分布式数据库表的类型选择很重要,本文主要学习tdsql分布式相关表类型。
表的分类
- shard表-普通表
数据会根据shardkey打散,分布在各个DN结点中 。 - shard表-分区表
每个节点都会建相同的分区,数据会分布在各DN结点中。 - shard表-冷热分区表
每个节点都会建相同的分析,数据根据冷热分隔规则分布在不同的节DN点。 - 复制表
复制表存在于每个DN结点中
shard表-普通表
- 有主键shardkey取主键
postgres=# create table t1(id int,name varchar(50),ct timestamp,primary key(id));
CREATE TABLE
postgres=# \d+ t1;
Table "public.t1"
Column | Type | Collation | Nullable | Default | Storage | Stats target | Description
--------+-----------------------------+-----------+----------+---------+----------+--------------+-------------
id | integer | | not null | | plain | |
name | character varying(50) | | | | extended | |
ct | timestamp without time zone | | | | plain | |
Indexes:
"t1_pkey" PRIMARY KEY, btree (id)
Has OIDs: yes
Distribute By: SHARD(id)
Location Nodes: ALL DATANODES
- 无主键可指定shardkey
postgres=# create table t11(id int,name varchar(50),ct timestamp) distribute by shard(ct);
CREATE TABLE
postgres=# \d+ t11;
Table "public.t11"
Column | Type | Collation | Nullable | Default | Storage | Stats target | Description
--------+-----------------------------+-----------+----------+---------+----------+--------------+-------------
id | integer | | | | plain | |
name | character varying(50) | | | | extended | |
ct | timestamp without time zone | | not null | | plain | |
Has OIDs: yes
Distribute By: SHARD(ct)
Location Nodes: ALL DATANODES
- 复合主键shardkey取主键第一个字段
postgres=# create table t2(id int,name varchar(50),ct timestamp,primary key(id,name));
CREATE TABLE
postgres=# \d+ t2;
Table "public.t2"
Column | Type | Collation | Nullable | Default | Storage | Stats target | Description
--------+-----------------------------+-----------+----------+---------+----------+--------------+-------------
id | integer | | not null | | plain | |
name | character varying(50) | | not null | | extended | |
ct | timestamp without time zone | | | | plain | |
Indexes:
"t2_pkey" PRIMARY KEY, btree (id, name)
Has OIDs: yes
Distribute By: SHARD(id)
Location Nodes: ALL DATANODES
postgres=# create table t3(id int,name varchar(50),ct timestamp,primary key(name,id));
CREATE TABLE
postgres=# \d+ t3;
Table "public.t3"
Column | Type | Collation | Nullable | Default | Storage | Stats target | Description
--------+-----------------------------+-----------+----------+---------+----------+--------------+-------------
id | integer | | not null | | plain | |
name | character varying(50) | | not null | | extended | |
ct | timestamp without time zone | | | | plain | |
Indexes:
"t3_pkey" PRIMARY KEY, btree (name, id)
Has OIDs: yes
Distribute By: SHARD(name)
Location Nodes: ALL DATANODES
- 有主键的时候,指定的shardkey必须为主键中的一个
postgres=# create table t5(id int,name varchar(50),ct timestamp,primary key(id)) distribute by shard(ct);
ERROR: Unique index of partitioned table must contain the hash distribution column.

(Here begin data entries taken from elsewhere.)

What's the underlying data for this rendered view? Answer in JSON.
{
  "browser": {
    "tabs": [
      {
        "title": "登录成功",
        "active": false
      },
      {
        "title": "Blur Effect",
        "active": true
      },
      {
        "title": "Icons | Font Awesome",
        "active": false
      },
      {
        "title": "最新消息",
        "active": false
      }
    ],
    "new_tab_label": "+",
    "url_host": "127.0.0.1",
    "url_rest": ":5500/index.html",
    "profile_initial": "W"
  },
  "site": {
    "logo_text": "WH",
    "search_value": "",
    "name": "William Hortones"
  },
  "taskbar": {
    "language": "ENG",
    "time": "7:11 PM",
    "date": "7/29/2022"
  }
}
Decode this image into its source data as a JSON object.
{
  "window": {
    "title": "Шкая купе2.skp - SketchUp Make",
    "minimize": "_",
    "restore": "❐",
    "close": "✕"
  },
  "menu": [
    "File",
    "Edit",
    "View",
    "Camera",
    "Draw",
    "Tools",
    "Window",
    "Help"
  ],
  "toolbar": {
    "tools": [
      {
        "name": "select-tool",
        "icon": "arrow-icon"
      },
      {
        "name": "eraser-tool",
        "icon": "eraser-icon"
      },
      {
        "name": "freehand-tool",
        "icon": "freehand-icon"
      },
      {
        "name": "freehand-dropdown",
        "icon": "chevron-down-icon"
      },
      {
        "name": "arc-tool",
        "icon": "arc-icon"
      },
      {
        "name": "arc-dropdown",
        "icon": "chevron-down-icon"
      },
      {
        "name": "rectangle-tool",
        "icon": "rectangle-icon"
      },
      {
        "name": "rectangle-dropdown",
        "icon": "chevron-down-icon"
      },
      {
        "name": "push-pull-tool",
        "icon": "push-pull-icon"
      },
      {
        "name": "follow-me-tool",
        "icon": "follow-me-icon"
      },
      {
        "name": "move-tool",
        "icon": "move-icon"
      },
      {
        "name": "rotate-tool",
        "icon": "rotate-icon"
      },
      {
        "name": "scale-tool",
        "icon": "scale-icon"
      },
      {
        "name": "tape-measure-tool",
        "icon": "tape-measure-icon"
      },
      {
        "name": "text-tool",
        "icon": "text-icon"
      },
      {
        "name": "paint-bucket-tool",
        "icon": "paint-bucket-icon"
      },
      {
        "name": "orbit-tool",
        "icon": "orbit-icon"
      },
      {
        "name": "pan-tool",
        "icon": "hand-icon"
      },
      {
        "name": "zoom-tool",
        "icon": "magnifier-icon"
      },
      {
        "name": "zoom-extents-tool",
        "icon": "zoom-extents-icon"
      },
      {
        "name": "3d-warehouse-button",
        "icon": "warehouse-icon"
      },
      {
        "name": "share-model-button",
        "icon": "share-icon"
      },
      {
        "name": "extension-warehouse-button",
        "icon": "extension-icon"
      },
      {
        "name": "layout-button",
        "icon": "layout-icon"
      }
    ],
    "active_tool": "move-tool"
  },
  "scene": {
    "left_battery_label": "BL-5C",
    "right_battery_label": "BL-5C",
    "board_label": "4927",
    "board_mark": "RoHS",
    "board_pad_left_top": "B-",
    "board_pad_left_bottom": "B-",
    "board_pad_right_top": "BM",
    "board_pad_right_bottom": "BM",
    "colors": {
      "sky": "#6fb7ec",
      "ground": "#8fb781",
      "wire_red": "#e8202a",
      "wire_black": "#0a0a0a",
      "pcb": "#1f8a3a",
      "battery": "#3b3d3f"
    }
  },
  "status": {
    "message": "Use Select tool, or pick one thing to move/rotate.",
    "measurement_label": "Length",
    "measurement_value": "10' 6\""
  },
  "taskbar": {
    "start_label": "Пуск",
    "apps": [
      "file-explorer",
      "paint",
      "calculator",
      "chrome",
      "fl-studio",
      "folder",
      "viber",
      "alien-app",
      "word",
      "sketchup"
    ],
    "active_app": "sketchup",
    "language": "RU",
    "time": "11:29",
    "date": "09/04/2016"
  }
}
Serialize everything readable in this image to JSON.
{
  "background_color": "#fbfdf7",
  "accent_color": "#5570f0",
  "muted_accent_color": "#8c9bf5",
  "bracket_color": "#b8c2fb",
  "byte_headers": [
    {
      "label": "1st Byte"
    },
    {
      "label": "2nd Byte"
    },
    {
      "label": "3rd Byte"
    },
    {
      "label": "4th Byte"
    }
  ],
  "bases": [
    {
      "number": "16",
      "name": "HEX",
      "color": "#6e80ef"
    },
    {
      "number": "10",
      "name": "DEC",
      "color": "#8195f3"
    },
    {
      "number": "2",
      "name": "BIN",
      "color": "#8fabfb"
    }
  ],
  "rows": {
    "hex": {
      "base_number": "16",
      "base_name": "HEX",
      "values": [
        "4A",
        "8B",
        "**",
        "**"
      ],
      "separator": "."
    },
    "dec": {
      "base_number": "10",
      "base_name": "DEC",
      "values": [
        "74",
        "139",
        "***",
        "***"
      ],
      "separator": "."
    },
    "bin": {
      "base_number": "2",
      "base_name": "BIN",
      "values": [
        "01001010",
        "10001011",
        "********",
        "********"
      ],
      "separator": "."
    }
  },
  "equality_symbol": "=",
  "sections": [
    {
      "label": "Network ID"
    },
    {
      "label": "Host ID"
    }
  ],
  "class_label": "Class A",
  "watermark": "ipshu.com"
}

postgres=# create table t5(id int,name varchar(50),ct timestamp,primary key(id,name)) distribute by shard(name);
CREATE TABLE
postgres=# \d+ t5;
Table "public.t5"
Column | Type | Collation | Nullable | Default | Storage | Stats target | Description
--------+-----------------------------+-----------+----------+---------+----------+--------------+-------------
id | integer | | not null | | plain | |
name | character varying(50) | | not null | | extended | |
ct | timestamp without time zone | | | | plain | |
Indexes:
"t5_pkey" PRIMARY KEY, btree (id, name)
Has OIDs: yes
Distribute By: SHARD(name)
Location Nodes: ALL DATANODES
--分布键字段长度不能修改,类型不能修改,分布键值不能修改。
postgres=# alter table t5 alter column name type varchar(100);
ERROR: cannot alter type of column named in distributed key
postgres=# alter table t1 alter column id type text;
ERROR: cannot alter type of column named in distributed key
postgres=# update t1 set id=10000 where id=1;
ERROR: Distributed column "id" can't be updated in current version
shard表-分区表
新建分区表,观察节点数据分布及分区使用情况。
postgres=# create table t1_pt(id int not null,name varchar(20),ct timestamp not null,primary key(id)) partition by range (ct) begin (timestamp without time zone '2020-01-01 0:0:0') step (interval '1 month') partitions (3) distribute by shard(id) to group default_group;
CREATE TABLE
postgres=# insert into t1_pt(id,name,ct) values (1,'n1','2020-01-01'),(2,'n1','2020-02-01'),(3,'n1','2020-03-01'),(4,'n1','2020-04-01'),(5,'n1','2020-05-01'),(6,'n1','2020-06-01');
COPY 6
postgres=# explain select * from t1_pt where ct >'2020-03-09';
QUERY PLAN
---------------------------------------------------------------------------
Remote Fast Query Execution (cost=0.00..0.00 rows=0 width=0)
Node/s: dn001, dn002
-> Seq Scan on t1_pt_part_2 (cost=0.00..18.25 rows=220 width=70)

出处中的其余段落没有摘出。